It’s no secret that choosing to eat healthy can—along with just generally making you feel better— help to prolong your life. Many seniors suffer from malnutrition, due to many different factors, from health to income. To make sure you age well and stay active, independent, and happy, here are five easy ways you can make sure you eat healthy.
1. Know What Nutrients You Need
Seniors may need less calories than younger adults, but in many cases, seniors need more of specific nutrients. As we age, we don’t absorb certain vitamins as well as we used to. As a result, seniors often take in lower amounts of necessary nutrients like calcium, vitamin D, and vitamin B12. To make sure you get all of the proper vitamins and nutrients that you need daily, familiarize yourself with the U.S. Department of Agriculture’s new version of the Food Pyramid called MyPlate. When possible, choose foods that are high in fiber and low in sodium as well, and talk to your doctor about whether or not a taking a daily supplement is right for you.
2. Read the Labels
The best thing you can do for your body is buy fresh meats and produce when you’re grocery shopping, but if that’s not an option for you, be smart when you go to shop for canned and packaged items. Check the labels for added salt and sugar, and buy the items that have the lowest amounts or none added at all. The National Institute on Health (NIH) recommends that seniors limit their intake of saturated fats, trans fats, sodium, and added sugar.

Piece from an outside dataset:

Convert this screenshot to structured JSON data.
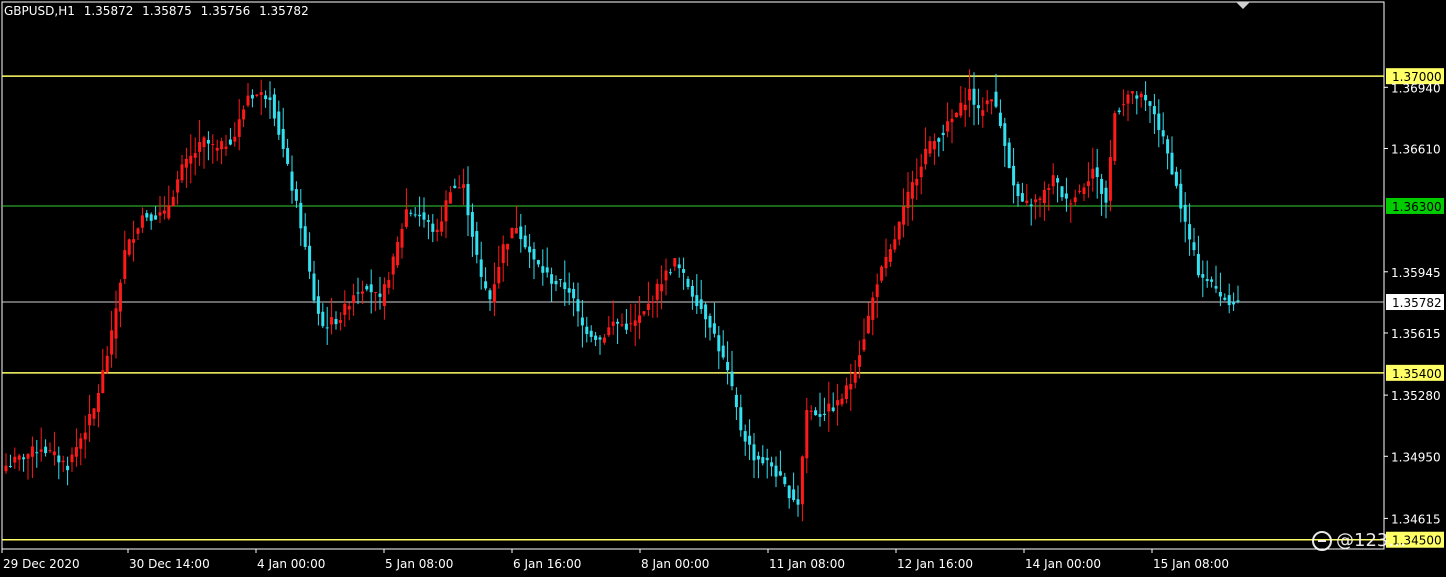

3. Practice Portion Control
Overeating can shorten your lifespan by contributing to several different health problems, from type-2 diabetes to cardiovascular disease. To make sure you don’t overeat, first focus on getting all of the proper vitamins and nutrients that you need. When your body is given the proper food fuel, you will feel full sooner. Per day, most seniors need about 5 servings of vegetables, 4 servings of fresh fruit, 6 servings of whole grains, 3 servings of dairy, and 3 servings of good oils and fats. Per week, seniors need 2-3 servings of fish or other seafood, 5 servings of nuts and seeds, and 8-9 servings of poultry, meat, or eggs.
4. Stay Hydrated
Drinking enough water throughout the day can help you to stay full and avoid feeling the need to snack on empty calories. But staying hydrated is not just about feeling full. Dehydration can lead to complications, like seizures, kidney failure, and even death in severe cases. Due to health issues, medication side effects, and age-related changes in our bodies, seniors between the ages of 85 and 99 are six times more likely than any other group to be admitted to the hospital for dehydration. To make sure that you stay hydrated, stock your fridge with water, milk, and 100 percent juices. Having healthy drink choices close and available to you at any time is an easy way to help yourself drink enough liquids throughout the day. Keep foods that are high in water as well, like fruits, soups, and yogurt.
5. Don't Skip Meals
You might not always feel hungry at mealtime, but just like overeating, doing the opposite is bad for your health, too. Skipping meals can lead to unhealthy fluctuations in blood sugar levels and poor eating habits. When you skip too many meals, your body starts to crave calories, which can lead to snacking on foods that are high in calories and low in nutrients. So if you don’t feel hungry when it’s time to eat, make sure you eat just a few bites of something that is high in good fats, like nuts or avocados. These types of foods, though small, can give your body necessary vitamins that you would fail to get if you skipped a meal. Also, sometimes nibbling on a few bites when you don’t feel hungry can jump-start your metabolism and cause those familiar pangs of hunger.